CP All, the Thai operator of 7-Eleven convenience stores, has frozen its planned expansion into China and Vietnam and now intends to promote its outlets in the domestic market strongly to drive annual gross margin by at least 0.3 per cent.
Managing director Piyawat Titasat-tavorakul said the company had earlier proposed a licensing deal for the operation of outlets in China and Vietnam to the licensor of 7-Eleven stores in the United States, but it had not received any response to the proposal.
“We have tried to get a licence for the past two years, but as the licensor remained silent, we have decided to freeze the plan and go ahead with the expansion of domestic outlets instead,” he said.
Piyawat said the local market continued to grow and, even with the company’s plan to open 500 branches per year, the convenience-food-store strategy would help maintain growth in same-store sales and drive the expansion of new-store sales.
CP All previously announced a plan to have 7,000 stores nationwide by the end of 2013, against the current 6,100 outlets.
He said that to prepare for this expansion, the company would have to put additional innovative food products on to its shelves to cater to people’s changing lifestyles and reduce the gap in growth between same-store and new-store sales.
In the first half of the year, same-store sales grew by 6 per cent and new-store sales by 9 per cent.
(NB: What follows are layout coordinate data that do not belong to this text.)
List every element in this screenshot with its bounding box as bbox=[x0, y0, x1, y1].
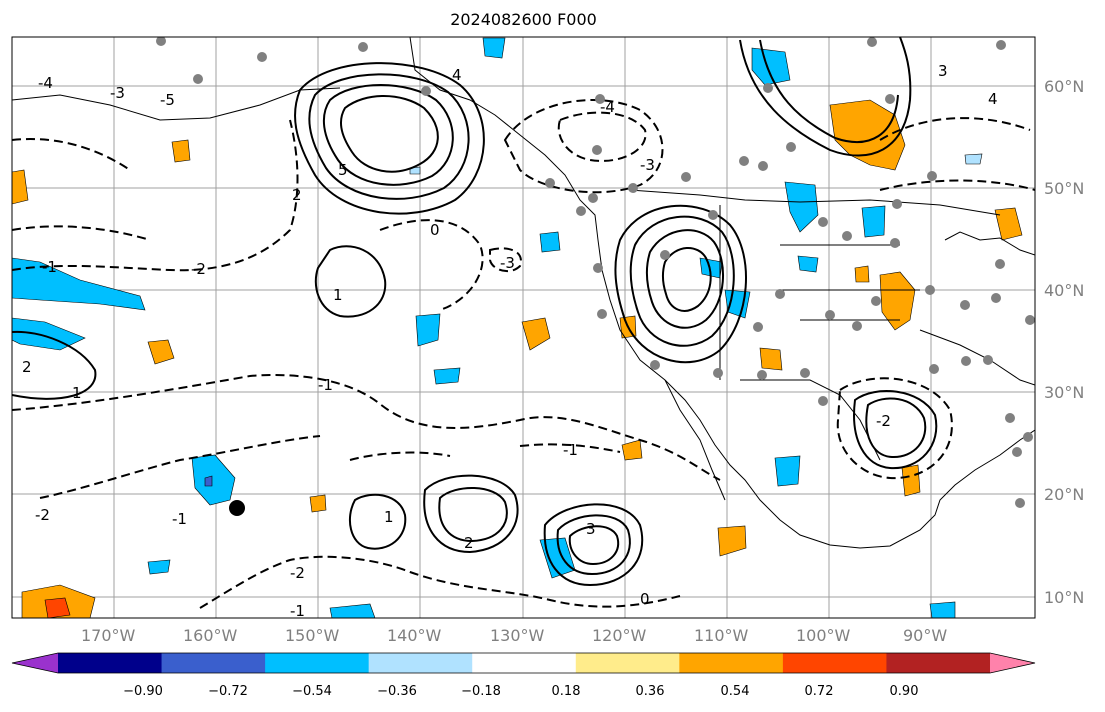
contour-label: -3 bbox=[110, 84, 125, 102]
contour-label: 3 bbox=[586, 520, 596, 538]
colorbar-tick-label: −0.18 bbox=[461, 684, 501, 699]
map-frame bbox=[11, 36, 1036, 619]
lon-label-120w: 120°W bbox=[592, 626, 647, 645]
contour-label: -1 bbox=[563, 441, 578, 459]
colorbar-segment bbox=[58, 653, 163, 673]
colorbar-tick-label: 0.54 bbox=[720, 684, 750, 699]
lat-label-30n: 30°N bbox=[1044, 383, 1085, 402]
colorbar-tick-label: 0.18 bbox=[551, 684, 581, 699]
contour-label: 0 bbox=[640, 590, 650, 608]
contour-label: 4 bbox=[988, 90, 998, 108]
contour-label: -3 bbox=[500, 254, 515, 272]
contour-label: -2 bbox=[35, 506, 50, 524]
contour-label: -2 bbox=[876, 412, 891, 430]
colorbar-extend-high bbox=[990, 653, 1035, 673]
colorbar-tick-label: −0.36 bbox=[377, 684, 417, 699]
lat-label-10n: 10°N bbox=[1044, 588, 1085, 607]
colorbar-segment bbox=[886, 653, 991, 673]
lat-label-20n: 20°N bbox=[1044, 485, 1085, 504]
colorbar-segment bbox=[575, 653, 680, 673]
contour-label: 0 bbox=[430, 221, 440, 239]
colorbar-segment bbox=[679, 653, 784, 673]
contour-label: 1 bbox=[72, 384, 82, 402]
contour-label: 2 bbox=[464, 534, 474, 552]
lon-label-140w: 140°W bbox=[387, 626, 442, 645]
contours-positive bbox=[12, 37, 938, 587]
station-markers bbox=[156, 37, 1035, 508]
lon-label-130w: 130°W bbox=[490, 626, 545, 645]
colorbar-tick-label: 0.72 bbox=[804, 684, 834, 699]
colorbar-tick-label: 0.90 bbox=[889, 684, 919, 699]
colorbar-tick-label: 0.36 bbox=[635, 684, 665, 699]
contour-label: -2 bbox=[290, 564, 305, 582]
contour-label: -3 bbox=[640, 156, 655, 174]
contour-label: -1 bbox=[172, 510, 187, 528]
graticule bbox=[12, 37, 1035, 618]
lon-label-110w: 110°W bbox=[694, 626, 749, 645]
lon-label-170w: 170°W bbox=[81, 626, 136, 645]
contour-label: -2 bbox=[191, 260, 206, 278]
colorbar-segment bbox=[782, 653, 887, 673]
colorbar-segment bbox=[265, 653, 370, 673]
colorbar bbox=[11, 652, 1036, 674]
contour-label: -1 bbox=[290, 602, 305, 620]
contour-label: -4 bbox=[600, 98, 615, 116]
lon-label-150w: 150°W bbox=[285, 626, 340, 645]
contour-label: 2 bbox=[292, 186, 302, 204]
contour-label: 1 bbox=[333, 286, 343, 304]
colorbar-tick-label: −0.54 bbox=[292, 684, 332, 699]
colorbar-segment bbox=[472, 653, 577, 673]
contour-labels: -4 -5 -3 -4 -3 -2 -3 -1 -2 -1 -2 -1 0 1 2 1 2 3 4 5 3 4 -1 -1 -2… bbox=[22, 62, 998, 620]
contours-negative bbox=[12, 99, 1035, 609]
contour-label: -5 bbox=[160, 91, 175, 109]
colorbar-outline bbox=[11, 652, 1036, 674]
lat-label-60n: 60°N bbox=[1044, 77, 1085, 96]
lat-label-50n: 50°N bbox=[1044, 179, 1085, 198]
colorbar-segment bbox=[368, 653, 473, 673]
shading-positive bbox=[12, 99, 1023, 618]
contour-label: 1 bbox=[384, 508, 394, 526]
contour-label: 3 bbox=[938, 62, 948, 80]
lat-label-40n: 40°N bbox=[1044, 281, 1085, 300]
colorbar-tick-label: −0.90 bbox=[123, 684, 163, 699]
contour-label: -1 bbox=[318, 376, 333, 394]
colorbar-tick-label: −0.72 bbox=[208, 684, 248, 699]
colorbar-extend-low bbox=[12, 653, 58, 673]
contour-label: 4 bbox=[452, 66, 462, 84]
lon-label-90w: 90°W bbox=[903, 626, 948, 645]
contour-label: -1 bbox=[42, 258, 57, 276]
lon-label-100w: 100°W bbox=[796, 626, 851, 645]
contour-label: -4 bbox=[38, 74, 53, 92]
lon-label-160w: 160°W bbox=[183, 626, 238, 645]
contour-label: 2 bbox=[22, 358, 32, 376]
colorbar-segment bbox=[161, 653, 266, 673]
shading-negative bbox=[12, 37, 983, 618]
hawaii-marker bbox=[229, 500, 245, 516]
contour-label: 5 bbox=[338, 161, 348, 179]
map-title: 2024082600 F000 bbox=[450, 10, 597, 29]
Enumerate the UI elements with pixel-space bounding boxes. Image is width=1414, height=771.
The company recorded net profit of Bt4.25 billion in the period, up by 23.5 per cent year on year, and revenue of Bt79.64 billion, which was 17.3 per cent higher.
Piyawat said the company would increase the amount of chilled and health-food products available in its stores, with food overall accounting for 75 per cent in 2013 from the current 73 per cent in terms of product mix.
“The margin on food is higher than on non-food products. Customers can buy non-food products from other stores, because if we want to grow with an annual gross margin of 0.3 per cent, revenue at more than 10 per cent and profit of 20 per cent, the convenience food store will be our key driver,” he said.
He added that franchised stores were another major supporter for an expanded gross margin. Of the new outlets being opened, franchised stores will account for 65 per cent by the end of 2013, from 58 per cent at present. The remainder will be CP All-owned outlets.
He said it was very likely that the number of 7-Eleven stores in Thailand in 2013 would surpass the number in the United States, because the Thai economy was in continuous growth mode and would benefit from the government’s policy to promote domestic consumption. The US economy, however, will need more time to recover.
“If we are well prepared in terms of the supply chain, distribution centres and food-product mix, we can be sure that the number of 7-Eleven stores can reach 10,000 in the near future,” the managing director said.